NEI CONFRONTI DELLE PARTI NELLA CAUSA PRINCIPALE, IL PRESENTE PROCEDIMENTO COSTITUISCE UN INCIDENTE SOLLEVATO DINANZI AL GIUDICE NAZIONALE, CUI SPETTA QUINDI STATUIRE SULLE SPESE.
Dispositivo

PER QUESTI MOTIVI,
LA CORTE
,
PRONUNZIANDOSI SULLE QUESTIONI AD ESSA SOTTOPOSTE DALL'' EMPLOYMENT APPEAL TRIBUNAL'CON ORDINANZA 16 GENNAIO 1981, DICHIARA :
1* IL PRINCIPIO DELLA PARITA' DI TRATTAMENTO DI CUI ALL'ART. 5 DELLA DIRETTIVA DEL CONSIGLIO 9 FEBBRAIO 1976, N. 76/207 ( GU N. L 39, PAG. 40 ), SI APPLICA AI PRESUPPOSTI DELL'AMMISSIONE A UN'INDENNITA' PER IL PENSIONAMENTO ANTICIPATO PAGATA DAL DATORE DI LAVORO AL LAVORATORE CHE DESIDERA LASCIARE IL POSTO.

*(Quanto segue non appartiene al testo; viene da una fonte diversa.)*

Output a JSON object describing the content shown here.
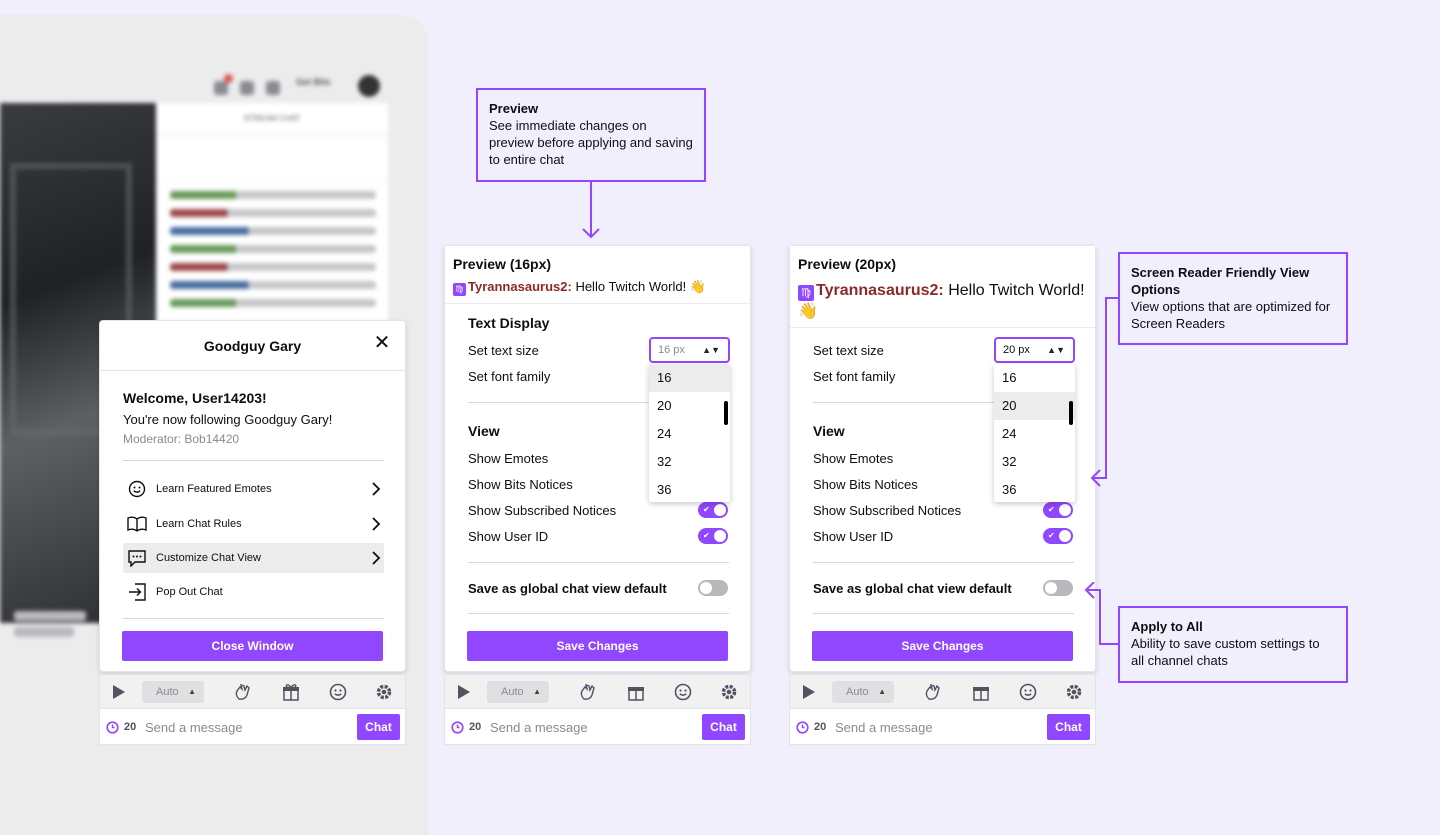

2*IL SOLO FATTO CHE L'ACCESSO AL REGIME DI PENSIONAMENTO ANTICIPATO SIA CONSENTITO SOLO NEL CORSO DEI CINQUE ANNI CHE PRECEDONO L'ETA MINIMA PER LA PENSIONE CONTEMPLATA DALLA NORMATIVA PREVIDENZIALE NAZIONALE E CHE TALE ETA NON SIA LA STESSA PER GLI UOMINI E PER LE DONNE NON PUO ESSERE CONSIDERATO COME UNA DISCRIMINAZIONE FONDATA SUL SESSO AI SENSI DELL'ART. 5 DELLA DIRETTIVA N. 76/207.